Matt still had no idea the girls were there and continued to horse around. He tried to pull down Brian’s trunks while also avoiding getting drowned by Joey. Dave performed cannonballs until one got too close to some little kids.
A whistle blew.
“Okay, tough guys, out for rough-housing,” the tan, preppy-looking lifeguard yelled while giving the “ejected” sign with his thumb to Matt and his friends.
“We were just leaving anyway. This pool is lame,” Joey announced, clearly humiliated but trying to act tough. They heaved themselves out of the water and toward their belongings piled near the entrance.
Jackie was still over at the snack stand finishing her drink. She was unavoidable, but she tried to make herself invisible behind an umbrella. She tried to divert her friends’ attention by pointing out someone’s cute shirt, but it was hopeless. It always was.
Without any forethought or inner censor, Matt blurted out what his hormones were screaming when he spotted her.
They both stared at each other in surprise at his yelling, neither knowing what to say in front of everyone. Matt wanted to reach out and embrace her; she wanted to turn invisible.“Um, hi, Matthew. Nice to see you,” she managed. What else could she do? Her friends’ stares were boring holes through her terrycloth cover-up. The lifeguard was watching, too, waiting for the boys to leave. He was a senior at her high school; Jackie knew him vaguely.
“Hey, what a coincidence. Do you girls want to come with us? We were just on our way out,” Matt asked innocently. He immediately became excited at the thought of all of them going back to Joey’s house to hang out. He was picturing it perfectly. However, the girls from Crestwood Prep could not.
“I think you mean you were just asked to leave,” Tiffany corrected.
“Whatever,” Joey interjected quickly.
“Well, anyway, how about it, Jac.
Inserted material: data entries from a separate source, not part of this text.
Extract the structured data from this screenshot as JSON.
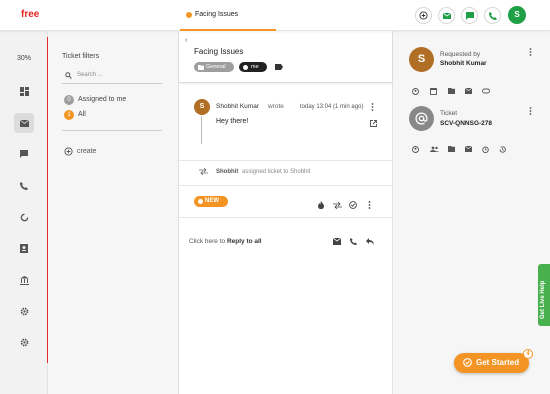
{
  "app": {
    "logo": "free"
  },
  "tab": {
    "title": "Facing Issues"
  },
  "topbar": {
    "actions": [
      "add-circle-icon",
      "mail-icon",
      "chat-icon",
      "phone-icon"
    ],
    "user_initial": "S",
    "accent": "#f39424",
    "user_color": "#1fa046"
  },
  "rail": {
    "percent": "30%",
    "items": [
      "dashboard-icon",
      "mail-icon",
      "chat-icon",
      "phone-icon",
      "loop-icon",
      "contacts-icon",
      "bank-icon",
      "settings-icon",
      "settings-icon"
    ]
  },
  "filters": {
    "title": "Ticket filters",
    "search_placeholder": "Search ...",
    "items": [
      {
        "label": "Assigned to me",
        "count": "0",
        "color": "#9e9e9e"
      },
      {
        "label": "All",
        "count": "1",
        "color": "#f39424"
      }
    ],
    "create_label": "create"
  },
  "ticket": {
    "back": "‹",
    "title": "Facing Issues",
    "tags": [
      {
        "label": "General",
        "color": "#9e9e9e"
      },
      {
        "label": "me",
        "color": "#222222"
      }
    ],
    "message": {
      "avatar_initial": "S",
      "author": "Shobhit Kumar",
      "verb": "wrote",
      "time": "today 13:04 (1 min ago)",
      "body": "Hey there!"
    },
    "activity": {
      "user": "Shobhit",
      "text": "assigned ticket to Shobhit"
    },
    "status": "NEW",
    "reply": {
      "prefix": "Click here to",
      "link": "Reply to all"
    }
  },
  "right": {
    "requester": {
      "initial": "S",
      "label": "Requested by",
      "name": "Shobhit Kumar"
    },
    "ticket_info": {
      "label": "Ticket",
      "id": "SCV-QNNSG-278"
    }
  },
  "widgets": {
    "live_help": "Get Live Help",
    "get_started": "Get Started",
    "get_started_count": "4"
  }
}
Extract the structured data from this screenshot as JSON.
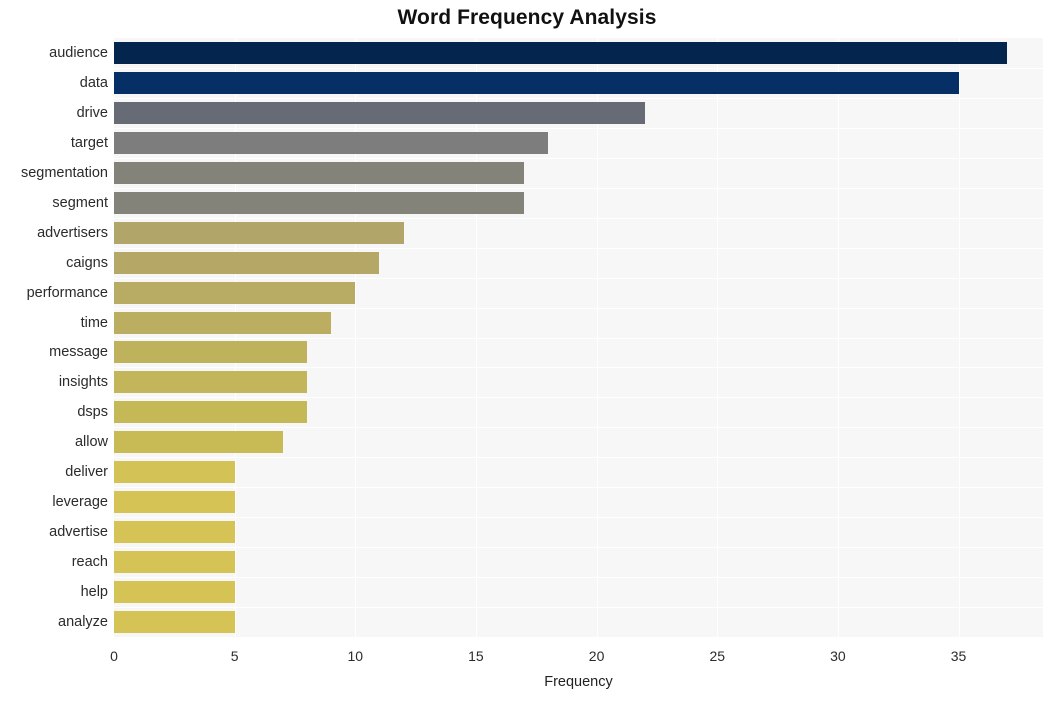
{
  "chart_data": {
    "type": "bar",
    "orientation": "horizontal",
    "title": "Word Frequency Analysis",
    "xlabel": "Frequency",
    "ylabel": "",
    "xlim": [
      0,
      38.5
    ],
    "xticks": [
      0,
      5,
      10,
      15,
      20,
      25,
      30,
      35
    ],
    "grid": true,
    "legend_position": "none",
    "categories": [
      "audience",
      "data",
      "drive",
      "target",
      "segmentation",
      "segment",
      "advertisers",
      "caigns",
      "performance",
      "time",
      "message",
      "insights",
      "dsps",
      "allow",
      "deliver",
      "leverage",
      "advertise",
      "reach",
      "help",
      "analyze"
    ],
    "values": [
      37,
      35,
      22,
      18,
      17,
      17,
      12,
      11,
      10,
      9,
      8,
      8,
      8,
      7,
      5,
      5,
      5,
      5,
      5,
      5
    ],
    "bar_colors": [
      "#04254e",
      "#063065",
      "#666b76",
      "#7d7d7d",
      "#83837a",
      "#83837a",
      "#b2a569",
      "#b5a866",
      "#b8ab63",
      "#bbae60",
      "#bfb25d",
      "#c2b55a",
      "#c5b857",
      "#c8bb55",
      "#d3c256",
      "#d5c455",
      "#d5c455",
      "#d5c455",
      "#d5c455",
      "#d5c455"
    ]
  },
  "style": {
    "plot_background": "#f7f7f7",
    "page_background": "#ffffff",
    "gridline_color": "#ffffff",
    "tick_label_color": "#2b2b2b",
    "title_color": "#111111"
  }
}
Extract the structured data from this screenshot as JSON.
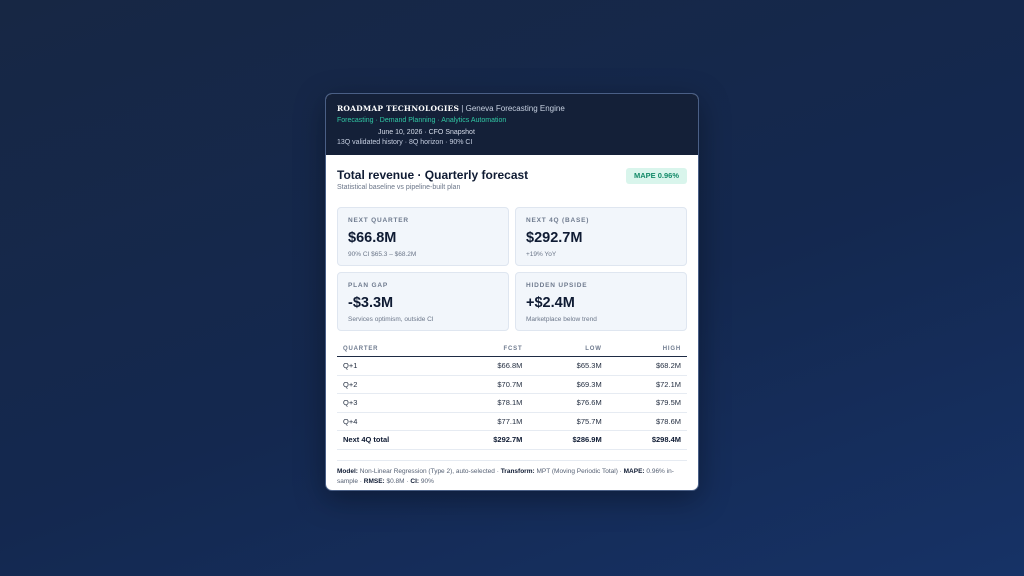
{
  "header": {
    "brand": "ROADMAP TECHNOLOGIES",
    "separator": "|",
    "product": "Geneva Forecasting Engine",
    "tagline": "Forecasting · Demand Planning · Analytics Automation",
    "snapshot": "June 10, 2026 · CFO Snapshot",
    "history": "13Q validated history · 8Q horizon · 90% CI"
  },
  "panel": {
    "title": "Total revenue · Quarterly forecast",
    "subtitle": "Statistical baseline vs pipeline-built plan",
    "badge": "MAPE 0.96%"
  },
  "kpis": [
    {
      "label": "NEXT QUARTER",
      "value": "$66.8M",
      "note": "90% CI $65.3 – $68.2M"
    },
    {
      "label": "NEXT 4Q (BASE)",
      "value": "$292.7M",
      "note": "+19% YoY"
    },
    {
      "label": "PLAN GAP",
      "value": "-$3.3M",
      "note": "Services optimism, outside CI"
    },
    {
      "label": "HIDDEN UPSIDE",
      "value": "+$2.4M",
      "note": "Marketplace below trend"
    }
  ],
  "table": {
    "columns": [
      "QUARTER",
      "FCST",
      "LOW",
      "HIGH"
    ],
    "rows": [
      [
        "Q+1",
        "$66.8M",
        "$65.3M",
        "$68.2M"
      ],
      [
        "Q+2",
        "$70.7M",
        "$69.3M",
        "$72.1M"
      ],
      [
        "Q+3",
        "$78.1M",
        "$76.6M",
        "$79.5M"
      ],
      [
        "Q+4",
        "$77.1M",
        "$75.7M",
        "$78.6M"
      ]
    ],
    "total": [
      "Next 4Q total",
      "$292.7M",
      "$286.9M",
      "$298.4M"
    ]
  },
  "footer": {
    "model_label": "Model:",
    "model": "Non-Linear Regression (Type 2), auto-selected ·",
    "transform_label": "Transform:",
    "transform": "MPT (Moving Periodic Total) ·",
    "mape_label": "MAPE:",
    "mape": "0.96% in-sample ·",
    "rmse_label": "RMSE:",
    "rmse": "$0.8M ·",
    "ci_label": "CI:",
    "ci": "90%"
  }
}
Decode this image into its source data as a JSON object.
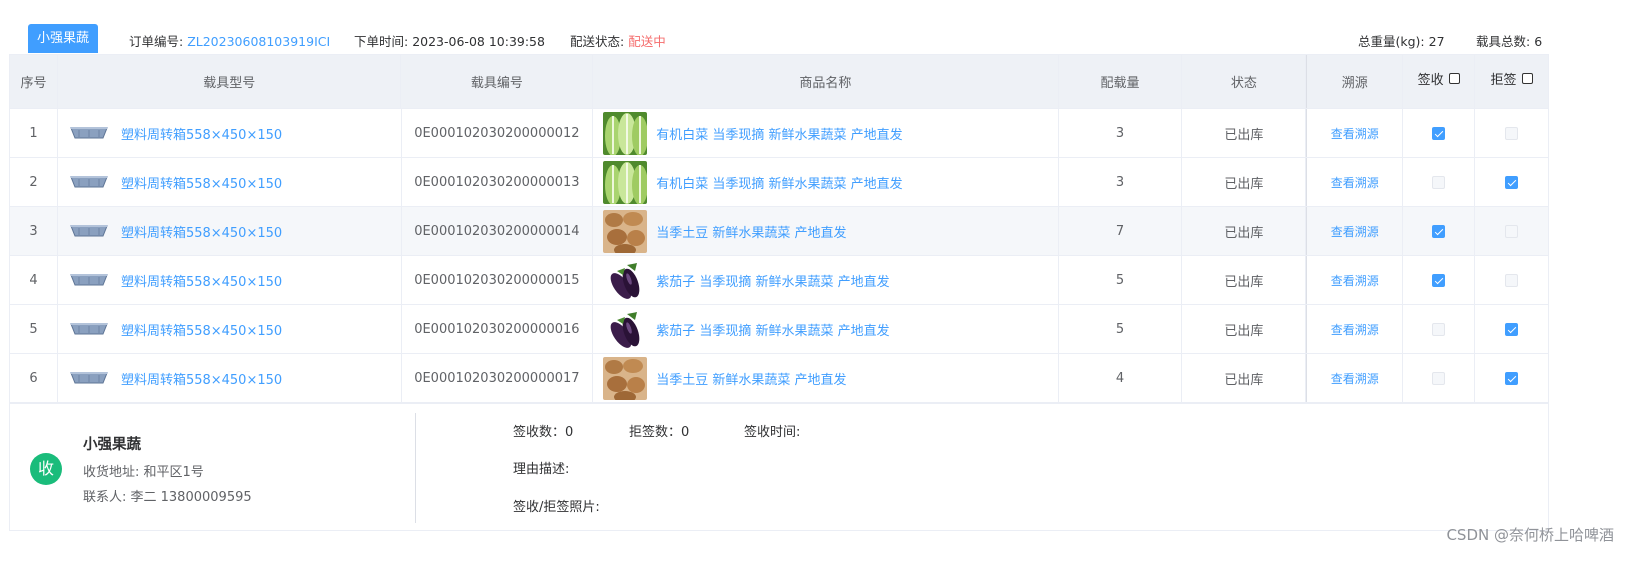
{
  "header": {
    "shop_tag": "小强果蔬",
    "order_no_label": "订单编号:",
    "order_no": "ZL20230608103919ICI",
    "order_time_label": "下单时间:",
    "order_time": "2023-06-08 10:39:58",
    "delivery_status_label": "配送状态:",
    "delivery_status": "配送中",
    "total_weight_label": "总重量(kg):",
    "total_weight": "27",
    "total_carriers_label": "载具总数:",
    "total_carriers": "6"
  },
  "table": {
    "columns": {
      "seq": "序号",
      "carrier_type": "载具型号",
      "carrier_code": "载具编号",
      "product_name": "商品名称",
      "quantity": "配载量",
      "status": "状态",
      "trace": "溯源",
      "sign": "签收",
      "reject": "拒签"
    },
    "rows": [
      {
        "seq": "1",
        "carrier_type": "塑料周转箱558×450×150",
        "carrier_code": "0E000102030200000012",
        "product": "有机白菜 当季现摘 新鲜水果蔬菜 产地直发",
        "product_icon": "cabbage-image",
        "quantity": "3",
        "status": "已出库",
        "trace": "查看溯源",
        "signed": true,
        "rejected": false
      },
      {
        "seq": "2",
        "carrier_type": "塑料周转箱558×450×150",
        "carrier_code": "0E000102030200000013",
        "product": "有机白菜 当季现摘 新鲜水果蔬菜 产地直发",
        "product_icon": "cabbage-image",
        "quantity": "3",
        "status": "已出库",
        "trace": "查看溯源",
        "signed": false,
        "rejected": true
      },
      {
        "seq": "3",
        "carrier_type": "塑料周转箱558×450×150",
        "carrier_code": "0E000102030200000014",
        "product": "当季土豆 新鲜水果蔬菜 产地直发",
        "product_icon": "potato-image",
        "quantity": "7",
        "status": "已出库",
        "trace": "查看溯源",
        "signed": true,
        "rejected": false
      },
      {
        "seq": "4",
        "carrier_type": "塑料周转箱558×450×150",
        "carrier_code": "0E000102030200000015",
        "product": "紫茄子 当季现摘 新鲜水果蔬菜 产地直发",
        "product_icon": "eggplant-image",
        "quantity": "5",
        "status": "已出库",
        "trace": "查看溯源",
        "signed": true,
        "rejected": false
      },
      {
        "seq": "5",
        "carrier_type": "塑料周转箱558×450×150",
        "carrier_code": "0E000102030200000016",
        "product": "紫茄子 当季现摘 新鲜水果蔬菜 产地直发",
        "product_icon": "eggplant-image",
        "quantity": "5",
        "status": "已出库",
        "trace": "查看溯源",
        "signed": false,
        "rejected": true
      },
      {
        "seq": "6",
        "carrier_type": "塑料周转箱558×450×150",
        "carrier_code": "0E000102030200000017",
        "product": "当季土豆 新鲜水果蔬菜 产地直发",
        "product_icon": "potato-image",
        "quantity": "4",
        "status": "已出库",
        "trace": "查看溯源",
        "signed": false,
        "rejected": true
      }
    ]
  },
  "receiver": {
    "badge": "收",
    "name": "小强果蔬",
    "address": "收货地址: 和平区1号",
    "contact": "联系人: 李二 13800009595"
  },
  "summary": {
    "sign_count": "签收数：0",
    "reject_count": "拒签数：0",
    "sign_time_label": "签收时间:",
    "reason_label": "理由描述:",
    "photo_label": "签收/拒签照片:"
  },
  "watermark": "CSDN @奈何桥上哈啤酒",
  "colors": {
    "accent": "#409eff",
    "danger": "#f56c6c",
    "badge": "#1abc7b"
  }
}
Wanna come with us?” Matt asked as if not recently burned by her friends.
“Uh, I can’t, Matt. I uh, um…”
“What Jackie is trying to say is that she doesn’t have to leave. She is still welcome here, unlike you and your hoodlums. I mean friends, of course,” Morgan announced smugly.
“No, Matt, it’s just that, well…” Jackie kept her eyes on the concrete ground.
“No, Jackie, I got it. See ya around.” Matt threw his damp towel around his neck and headed out through the gate.